There are two known subtypes of BLTR, namely BLT1 and BLT2, which are G protein-coupled receptors (GPCR). LY255283, once described as BLT2 specific [38, 39], is now known to be a non-selective antagonist that inhibits both BLT1 (non-competitively) and BLT2 (competitively)-mediated Ca++ mobilization [40, 41]. Therefore, the observed protective effects of LY255283 may involve either or both subtypes. Current evidence suggests that LTB4 causes the release of inflammatory chemokines and cytokines via BLT1 which appears to be involved in many inflammatory diseases with accumulation of neutrophils at the lesion site [41]. In contrast, the effects of BLT2 are more controversial. It has been reported that BLT2 activation led to elevation of reactive oxygen species (ROS) that was followed by activation of NF-κB, and conversely BLT2 downregulation using antisense BLT2 oligonucleotides attenuated inflammation and airway hyper-responsiveness [39]. On the other hand, BLT2 was reported not to be involved in mediating neutrophilic inflammation and instead may play a protective role in allergic airway inflammation [40]. Interestingly, a more recent study demonstrated that both BLT1 and BLT2 were rapidly upregulated after intracerebral hemorrhage (ICH) but BLT1 was upregulated to a greater extent. Moreover, when BLT1 knockout were compared to wild-type mice, substantially reduced neutrophil infiltration was observed in the former with no significant change in hematoma volume [42]. Unfortunately, BLT2 knockout mice were not investigated. Taken together, it may be argued that the LTB4 effects following an ischemic insult may involve both receptor subtypes with perhaps a more significant input from BLT1. It should also be noted that LTB4 binds preferentially to BLT1 when compared to BLT2, with a 20-fold difference in affinity [38]. However, at pathologically high concentrations of LTB4 such as those in the ischemic brain, the BLT2-mediated effects might become more prominent.

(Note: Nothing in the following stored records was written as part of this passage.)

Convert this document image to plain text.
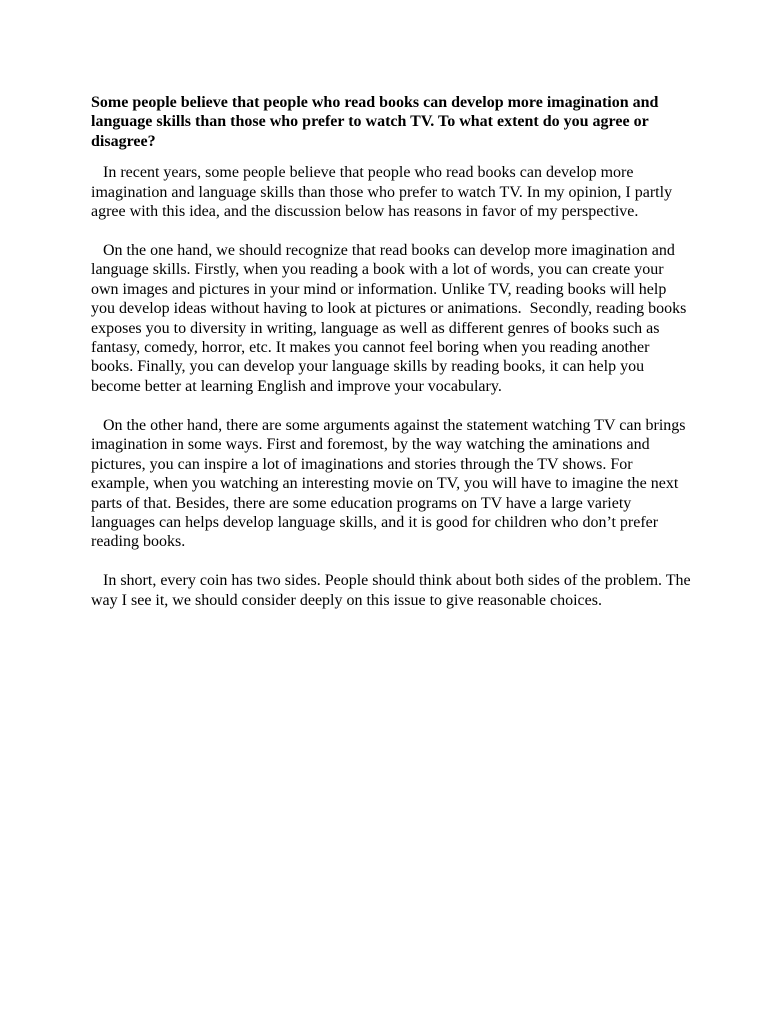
Some people believe that people who read books can develop more imagination and language skills than those who prefer to watch TV. To what extent do you agree or disagree?

In recent years, some people believe that people who read books can develop more imagination and language skills than those who prefer to watch TV. In my opinion, I partly agree with this idea, and the discussion below has reasons in favor of my perspective.

On the one hand, we should recognize that read books can develop more imagination and language skills. Firstly, when you reading a book with a lot of words, you can create your own images and pictures in your mind or information. Unlike TV, reading books will help you develop ideas without having to look at pictures or animations.  Secondly, reading books exposes you to diversity in writing, language as well as different genres of books such as fantasy, comedy, horror, etc. It makes you cannot feel boring when you reading another books. Finally, you can develop your language skills by reading books, it can help you become better at learning English and improve your vocabulary.

On the other hand, there are some arguments against the statement watching TV can brings imagination in some ways. First and foremost, by the way watching the aminations and pictures, you can inspire a lot of imaginations and stories through the TV shows. For example, when you watching an interesting movie on TV, you will have to imagine the next parts of that. Besides, there are some education programs on TV have a large variety languages can helps develop language skills, and it is good for children who don’t prefer reading books.

In short, every coin has two sides. People should think about both sides of the problem. The way I see it, we should consider deeply on this issue to give reasonable choices.
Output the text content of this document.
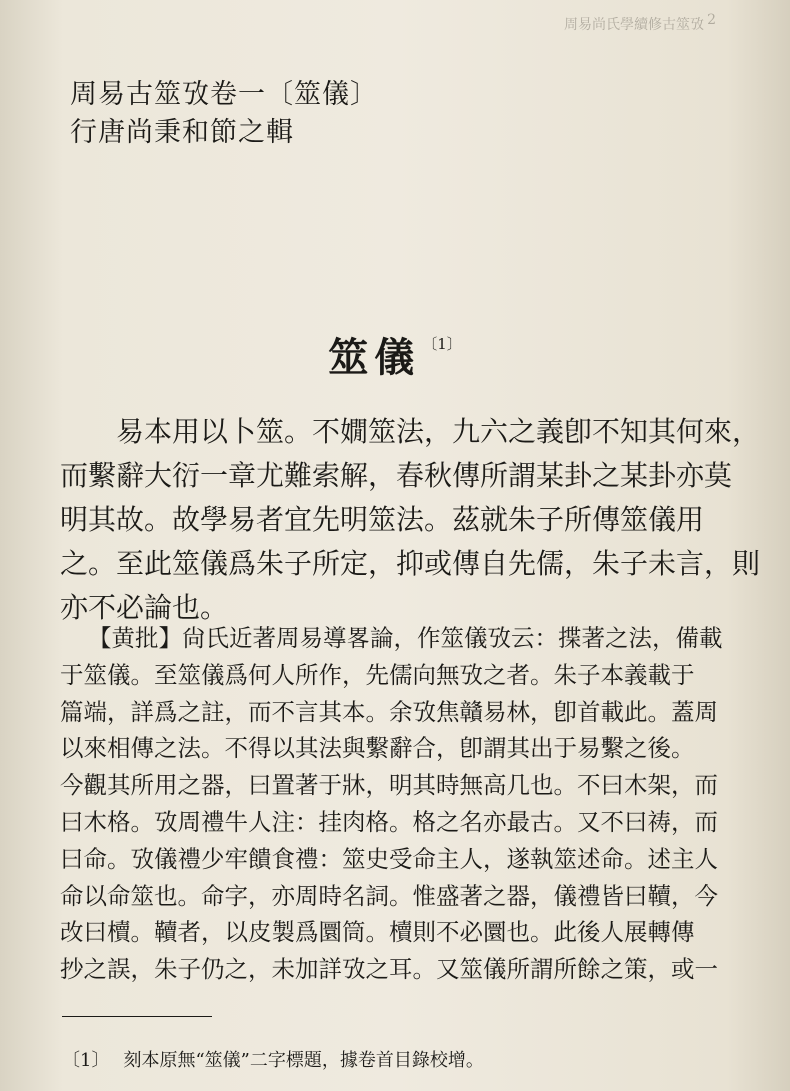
周易尚氏學續修古筮攷 2
周易古筮攷卷一〔筮儀〕
行唐尚秉和節之輯
筮儀 $^{〔1〕}$
易本用以卜筮。不嫺筮法，九六之義卽不知其何來，
而繫辭大衍一章尤難索解，春秋傳所謂某卦之某卦亦莫
明其故。故學易者宜先明筮法。茲就朱子所傳筮儀用
之。至此筮儀爲朱子所定，抑或傳自先儒，朱子未言，則
亦不必論也。
【黄批】尙氏近著周易導畧論，作筮儀攷云：揲著之法，備載
于筮儀。至筮儀爲何人所作，先儒向無攷之者。朱子本義載于
篇端，詳爲之註，而不言其本。余攷焦贛易林，卽首載此。蓋周
以來相傳之法。不得以其法與繫辭合，卽謂其出于易繫之後。
今觀其所用之器，曰置著于牀，明其時無高几也。不曰木架，而
曰木格。攷周禮牛人注：挂肉格。格之名亦最古。又不曰祷，而
曰命。攷儀禮少牢饋食禮：筮史受命主人，遂執筮述命。述主人
命以命筮也。命字，亦周時名詞。惟盛著之器，儀禮皆曰韇，今
改曰櫝。韇者，以皮製爲圜筒。櫝則不必圜也。此後人展轉傳
抄之誤，朱子仍之，未加詳攷之耳。又筮儀所謂所餘之策，或一
〔1〕 刻本原無“筮儀”二字標題，據卷首目錄校增。
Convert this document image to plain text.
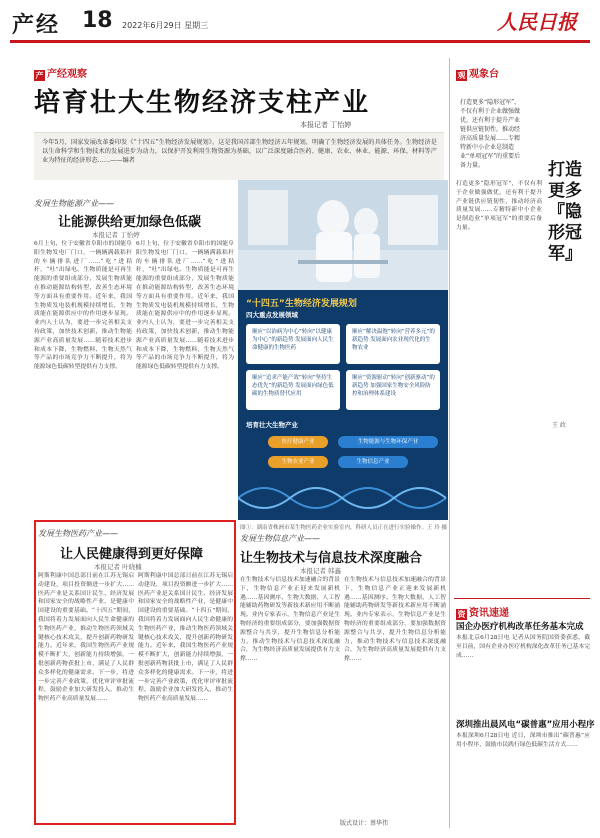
产经 18 2022年6月29日 星期三	人民日报
产 产经观察
培育壮大生物经济支柱产业
本报记者 丁怡婷
今年5月，国家发展改革委印发《“十四五”生物经济发展规划》，这是我国首部生物经济五年规划，明确了生物经济发展的具体任务。生物经济是以生命科学和生物技术的发展进步为动力，以保护开发利用生物资源为基础，以广泛深度融合医药、健康、农业、林业、能源、环保、材料等产业为特征的经济形态……——编者
发展生物能源产业——
让能源供给更加绿色低碳
本报记者 丁怡婷
6月上旬，位于安徽省阜阳市的国能阜阳生物发电厂门口，一辆辆满载秸秆的车辆排队进厂……“吃”进秸秆，“吐”出绿电。生物质能是可再生能源的重要组成部分，发展生物质能在推动能源结构转型、改善生态环境等方面具有重要作用。近年来，我国生物质发电装机规模持续增长，生物质能在能源供应中的作用逐步显现。业内人士认为，要进一步完善相关支持政策，加快技术创新，推动生物能源产业高质量发展……随着技术进步和成本下降，生物燃料、生物天然气等产品的市场竞争力不断提升，将为能源绿色低碳转型提供有力支撑。
6月上旬，位于安徽省阜阳市的国能阜阳生物发电厂门口，一辆辆满载秸秆的车辆排队进厂……“吃”进秸秆，“吐”出绿电。生物质能是可再生能源的重要组成部分，发展生物质能在推动能源结构转型、改善生态环境等方面具有重要作用。近年来，我国生物质发电装机规模持续增长，生物质能在能源供应中的作用逐步显现。业内人士认为，要进一步完善相关支持政策，加快技术创新，推动生物能源产业高质量发展……随着技术进步和成本下降，生物燃料、生物天然气等产品的市场竞争力不断提升，将为能源绿色低碳转型提供有力支撑。
“十四五”生物经济发展规划
四大重点发展领域
顺应“以治病为中心”转向“以健康为中心”的新趋势 发展面向人民生命健康的生物医药
顺应“解决温饱”转向“营养多元”的新趋势 发展面向农业现代化的生物农业
顺应“追求产能产效”转向“坚持生态优先”的新趋势 发展面向绿色低碳的生物质替代应用
顺应“资源驱动”转向“创新驱动”的新趋势 加强国家生物安全风险防控和治理体系建设
培育壮大生物产业
医疗健康产业	生物能源与生物环保产业
生物农业产业	生物信息产业
图①：湖南省株洲市某生物医药企业实验室内，科研人员正在进行实验操作。王 玲 摄
发展生物医药产业——
让人民健康得到更好保障
本报记者 叶晓楠
阿斯利康中国总部日前在江苏无锡启动建设，项目投资额进一步扩大……医药产业是关系国计民生、经济发展和国家安全的战略性产业，是健康中国建设的重要基础。“十四五”期间，我国将着力发展面向人民生命健康的生物医药产业，推动生物医药领域关键核心技术攻关，提升创新药物研发能力。近年来，我国生物医药产业规模不断扩大，创新能力持续增强，一批创新药物获批上市，满足了人民群众多样化的健康需求。下一步，将进一步完善产业政策，优化审评审批流程，鼓励企业加大研发投入，推动生物医药产业高质量发展……
阿斯利康中国总部日前在江苏无锡启动建设，项目投资额进一步扩大……医药产业是关系国计民生、经济发展和国家安全的战略性产业，是健康中国建设的重要基础。“十四五”期间，我国将着力发展面向人民生命健康的生物医药产业，推动生物医药领域关键核心技术攻关，提升创新药物研发能力。近年来，我国生物医药产业规模不断扩大，创新能力持续增强，一批创新药物获批上市，满足了人民群众多样化的健康需求。下一步，将进一步完善产业政策，优化审评审批流程，鼓励企业加大研发投入，推动生物医药产业高质量发展……
发展生物信息产业——
让生物技术与信息技术深度融合
本报记者 韩鑫
在生物技术与信息技术加速融合的背景下，生物信息产业正迎来发展新机遇……基因测序、生物大数据、人工智能辅助药物研发等新技术新应用不断涌现。业内专家表示，生物信息产业是生物经济的重要组成部分，要加强数据资源整合与共享，提升生物信息分析能力，推动生物技术与信息技术深度融合，为生物经济高质量发展提供有力支撑……
在生物技术与信息技术加速融合的背景下，生物信息产业正迎来发展新机遇……基因测序、生物大数据、人工智能辅助药物研发等新技术新应用不断涌现。业内专家表示，生物信息产业是生物经济的重要组成部分，要加强数据资源整合与共享，提升生物信息分析能力，推动生物技术与信息技术深度融合，为生物经济高质量发展提供有力支撑……
版式设计：蔡华伟
观 观象台
打造更多“隐形冠军”，不仅有利于企业做强做优，还有利于提升产业链供应链韧性，推动经济高质量发展……专精特新中小企业是制造业“单项冠军”的重要后备力量。	打造更多『隐形冠军』
王 政
打造更多“隐形冠军”，不仅有利于企业做强做优，还有利于提升产业链供应链韧性，推动经济高质量发展……专精特新中小企业是制造业“单项冠军”的重要后备力量。
资 资讯速递
国企办医疗机构改革任务基本完成
本报北京6月28日电 记者从国务院国资委获悉，截至目前，国有企业办医疗机构深化改革任务已基本完成……
深圳推出晨风电“碳普惠”应用小程序
本报深圳6月28日电 近日，深圳市推出“碳普惠”应用小程序，鼓励市民践行绿色低碳生活方式……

Several limitations merit mention. First, the small sample size may subject our findings to type 1 errors. Second, only patients with MCA stroke were included in this study, the findings may not be extrapolated to all stroke patients. It remains unclear whether these findings can be reproduced in patients with non-hemispheric stroke, and with milder neurologic deficits. Third, it would have been ideal to have a patient group without rtPA treatment for comparison.

In conclusion, we have presented several novel findings in this report. In human studies, early and sustained increases in plasma LTB4 levels in ischemic stroke patients are associated with poor clinical outcome. However, LTB4 appeared unrelated to initial stroke severity. In experimental stroke models, we demonstrated that (1) plasma and brain LTB4 levels increased concomitantly post-stroke, (2) LTB4 loading increased infarct volume, and (3) attenuation of LTB4 production and BLTR antagonism decreased infarct volume. These findings support LTB4 as a biomarker for poor clinical outcome in acute stroke patients. Further studies, including clinical trials, to investigate if LTB4 may serve as a therapeutic target for acute stroke pharmacotherapy may be warranted.